Millions of people are affected by vestibular disorders throughout the world. Examples include Vestibular Neuritis, Meniere’s Disease, Acoustic Neuroma (Vestibular Schwannoma) and Vestibular Migraine. These types of balance disorders can vary in terms of their intensity and how they impact individuals, where in some cases patients can be left fully disabled and unable to attend work.
What Symptoms Occur With Balance Disorders?
The following is a list of some of the symptoms that one can experience with a balance disorder:
- Hearing loss
- Ringing in the ears (tinnitus)
- Chronic fatigue
- Loss of balance
- Feelings of rocking and swaying
How Do I Know What’s Causing My Balance Disorder?
In short, there can be many reasons behind balance disorders. These can range from a head or neck injury, to viral infections, which can lead to conditions such as Vestibular Neuritis causing damage and inflammation to the vestibulocochlear nerve. This nerve is essential for maintaining balance and transmitting auditory information from the inner ear, to the brain. It is also the eighth cranial nerve; damaging this nerve can lead to sensory information being processed incorrectly within the brain.
Other balance disorders can come into effect, where loud sounds or motion (such as when on a flight) can be involved. An example is MdDS (Mal de Debarquement Syndrome), which makes one feel like they are rocking or swaying after they have disembarked from a moving vehicle. It is also possible for the swaying and rocking sensation to be summoned without a trigger with some individuals.

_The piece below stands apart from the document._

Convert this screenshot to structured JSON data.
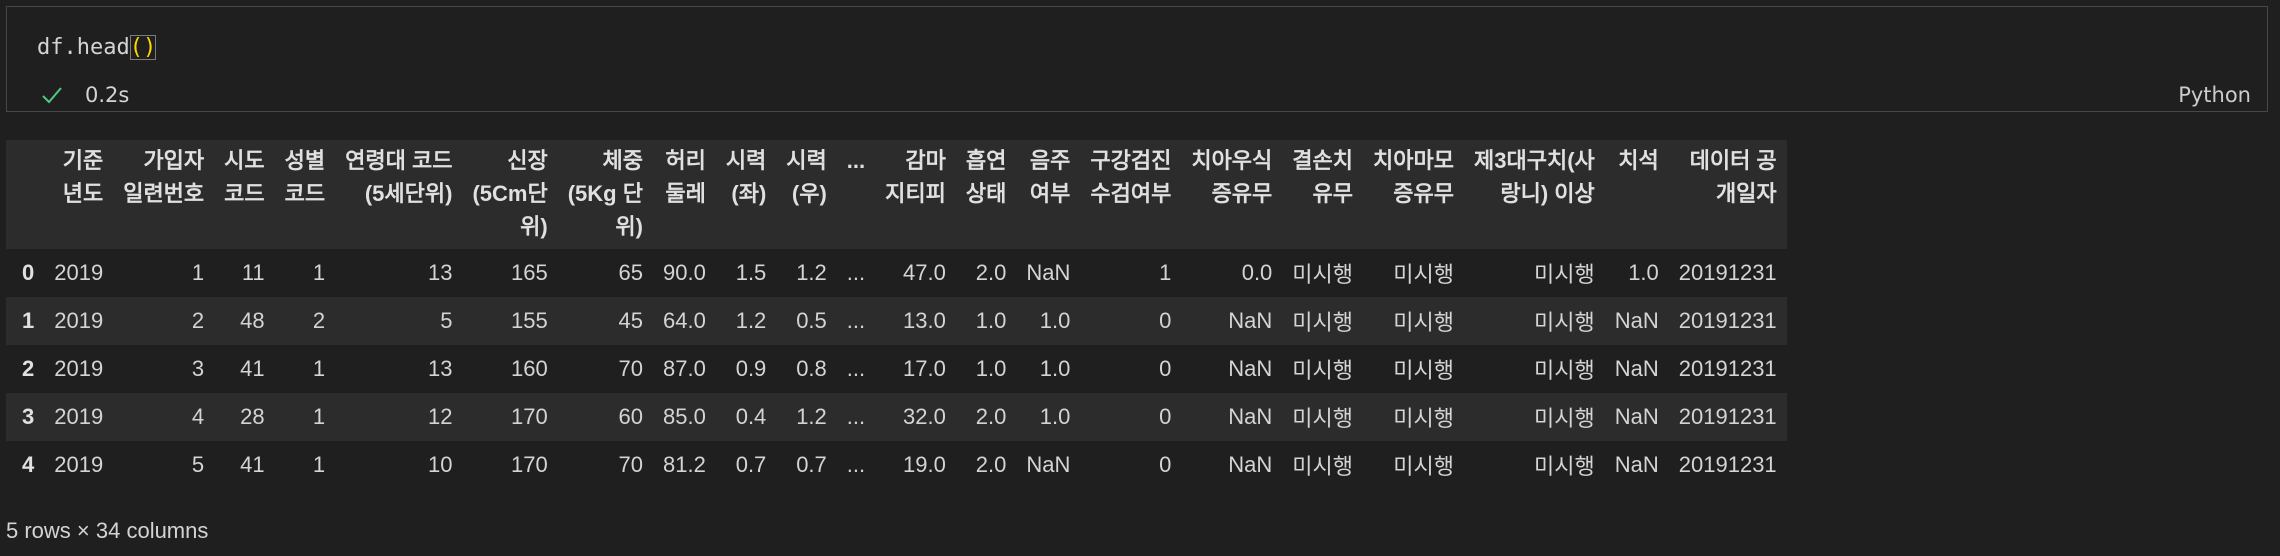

In addition, for balance disorders such as Meniere’s Disease, factors that pertain to autoimmunity can be the reason why someone may suffer from a vestibular disorder. Autoimmune reactions can damage and alter the structure of the inner ear, resulting in irregular sensory input from the vestibular system, being transmitted to the brain.
There is also one more aspect where those that suffer from a vestibular disorder may not be aware of, and that’s hyperinsulinemia. This is where excess insulin is found in the blood. According to one study 72% of those with Meniere’s Disease suffered from hyperinsulinemia. However in comparison with glucose levels, only 21% of patients had abnormal glucose levels.
From this we can conclude that balance disorders can be due to a number of different factors.